Giving the greenback this title started during the financial crisis and at the time, due to the market volatility, global traders would sell their risky assets and then invest in the USD as well as U.S. Treasuries in order to protect themselves from the market volatility.
In the last couple of months, with the greenback strengthening, the idea of this single currency as a safe haven has been boosted. This was further indicated when we saw the USD rise to its highest level since 2002 against the Japanese yen (JPY) this week while the U.S. Dollar Index also continued to rally.
Interestingly, last year, a study of exchange rate data from 1986 to 2012 was done by German Bundesbank. The study found that the U.S. dollar (USD) as well as the Swiss franc (CHF) are considered to be ‘safe haven’ currencies. To be more specific, if you view each currency in isolation, when the global equity market returns drop, the exchange rates of these currencies increases.
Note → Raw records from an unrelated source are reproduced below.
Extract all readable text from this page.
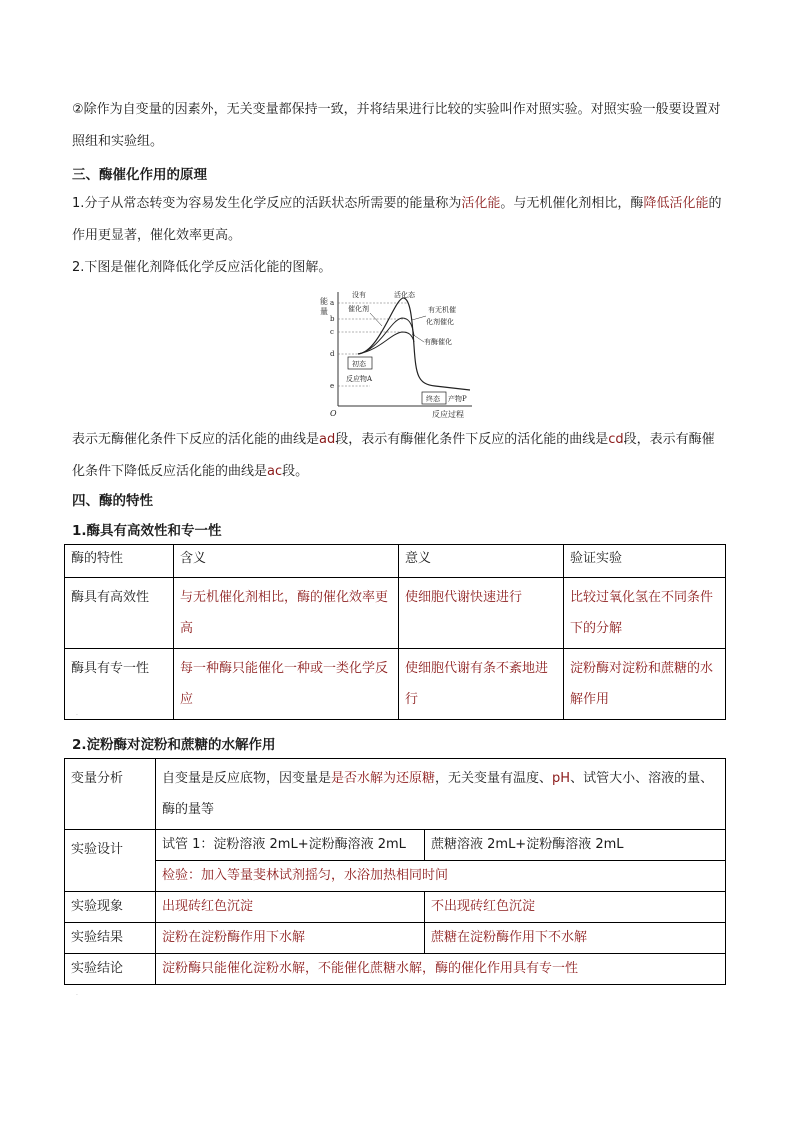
②除作为自变量的因素外，无关变量都保持一致，并将结果进行比较的实验叫作对照实验。对照实验一般要设置对照组和实验组。
三、酶催化作用的原理
1.分子从常态转变为容易发生化学反应的活跃状态所需要的能量称为活化能。与无机催化剂相比，酶降低活化能的作用更显著，催化效率更高。
2.下图是催化剂降低化学反应活化能的图解。
能
量
O	反应过程
a
b
c
d
e
初态
反应物A
终态 产物P
没有
催化剂
活化态
有无机催
化剂催化
有酶催化
表示无酶催化条件下反应的活化能的曲线是ad段，表示有酶催化条件下反应的活化能的曲线是cd段，表示有酶催化条件下降低反应活化能的曲线是ac段。
四、酶的特性
1.酶具有高效性和专一性
酶的特性	含义	意义	验证实验
酶具有高效性	与无机催化剂相比，酶的催化效率更高	使细胞代谢快速进行	比较过氧化氢在不同条件下的分解
酶具有专一性	每一种酶只能催化一种或一类化学反应	使细胞代谢有条不紊地进行	淀粉酶对淀粉和蔗糖的水解作用
·
2.淀粉酶对淀粉和蔗糖的水解作用
变量分析	自变量是反应底物，因变量是是否水解为还原糖，无关变量有温度、pH、试管大小、溶液的量、酶的量等	
实验设计	试管 1：淀粉溶液 2mL+淀粉酶溶液 2mL	蔗糖溶液 2mL+淀粉酶溶液 2mL
	检验：加入等量斐林试剂摇匀，水浴加热相同时间	
实验现象	出现砖红色沉淀	不出现砖红色沉淀
实验结果	淀粉在淀粉酶作用下水解	蔗糖在淀粉酶作用下不水解
实验结论	淀粉酶只能催化淀粉水解，不能催化蔗糖水解，酶的催化作用具有专一性	
·
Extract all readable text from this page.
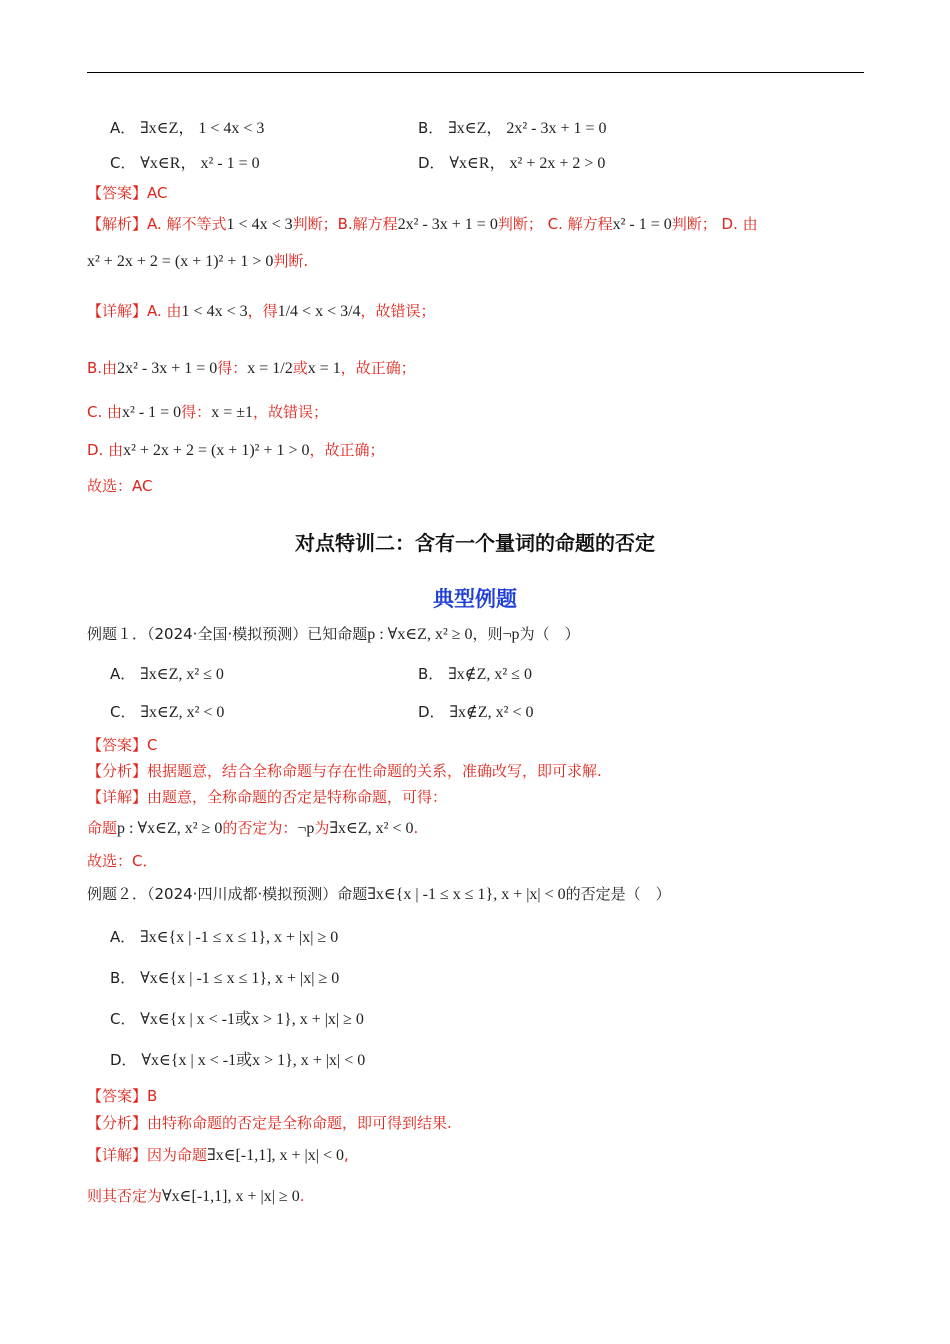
A． ∃x∈Z， 1 < 4x < 3	B． ∃x∈Z， 2x² - 3x + 1 = 0
C． ∀x∈R， x² - 1 = 0	D． ∀x∈R， x² + 2x + 2 > 0
【答案】AC
【解析】A. 解不等式1 < 4x < 3判断；B.解方程2x² - 3x + 1 = 0判断； C. 解方程x² - 1 = 0判断； D. 由
x² + 2x + 2 = (x + 1)² + 1 > 0判断.
【详解】A. 由1 < 4x < 3，得1/4 < x < 3/4，故错误；
B.由2x² - 3x + 1 = 0得：x = 1/2或x = 1，故正确；
C. 由x² - 1 = 0得：x = ±1，故错误；
D. 由x² + 2x + 2 = (x + 1)² + 1 > 0，故正确；
故选：AC
对点特训二：含有一个量词的命题的否定
典型例题
例题１．（2024·全国·模拟预测）已知命题p : ∀x∈Z, x² ≥ 0，则¬p为（　）
A． ∃x∈Z, x² ≤ 0	B． ∃x∉Z, x² ≤ 0
C． ∃x∈Z, x² < 0	D． ∃x∉Z, x² < 0
【答案】C
【分析】根据题意，结合全称命题与存在性命题的关系，准确改写，即可求解.
【详解】由题意，全称命题的否定是特称命题，可得：
命题p : ∀x∈Z, x² ≥ 0的否定为：¬p为∃x∈Z, x² < 0.
故选：C．
例题２．（2024·四川成都·模拟预测）命题∃x∈{x | -1 ≤ x ≤ 1}, x + |x| < 0的否定是（　）
A． ∃x∈{x | -1 ≤ x ≤ 1}, x + |x| ≥ 0
B． ∀x∈{x | -1 ≤ x ≤ 1}, x + |x| ≥ 0
C． ∀x∈{x | x < -1或x > 1}, x + |x| ≥ 0
D． ∀x∈{x | x < -1或x > 1}, x + |x| < 0
【答案】B
【分析】由特称命题的否定是全称命题，即可得到结果.
【详解】因为命题∃x∈[-1,1], x + |x| < 0,
则其否定为∀x∈[-1,1], x + |x| ≥ 0.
Taking center stage is Alessio de Longis, a quantitative analyst and portfolio manager at Oppenheimer Funds who has stated that after doing some research, there is no evidence that investors turn to the USD or dollar based assets during times of financial crises.
Instead, de Longis showed that during financial volatility, U.S. investors are more likely to bring their dollars home. De Longis views this as more as a step of repatriation as opposed to turning to the greenback as safe haven asset.
To back up his findings, de Longis, who specializes in trading strategies for international bonds and forex, researched data from the Federal Reserve which focused on the sales and purchases of Treasury bonds in the U.S. from 1997, covering 7 highly volatile and stressful financial events.
Last month, this study was presented to the Society of Quantitative Analysts. To summarize, de Longis said that the safe haven theory is quite simple. It states that when the markets are volatile, investors tend to sell off their risky assets and then seek safety in Treasuries from the U.S. As a result, capital then flows from overseas and is then outperformed by the USD and by Treasuries. The end result is that the greenback is viewed as a ‘safe haven’ currency.
De Longis then tested this safe haven theory by viewing a series of risk aversion events such as the financial crisis in Asia in 1997, the default and Long-Term Capital demise in Russia in 1998 and more. The Fed data of fund flows between foreign and domestic investors was then divided. Interestingly, it was only during the 2012 financial crisis that foreign investors bought Treasuries at a greater rate. This came before Mario Draghi, European Central Bank President, promised to do all that was necessary to protect the euro (EUR).
Added to this, during all the financial crises researched, de Longis found that investors in the U.S. were more likely to buy or sell fewer foreign stocks and bonds. This was clearly evident during the first Greek bailout and the global financial crisis. De Longis explained that since U.S. investors were purchasing less or selling foreign assets, this helps to push the USD higher while also driving a rally in the Treasuries.
Also, de Longis found no evidence of an inflow of foreign investments into Treasuries which seems to put a big question mark regarding the USD as a safe haven currency.
Based on this, do you think the U.S. dollar can be viewed as a safe haven currency?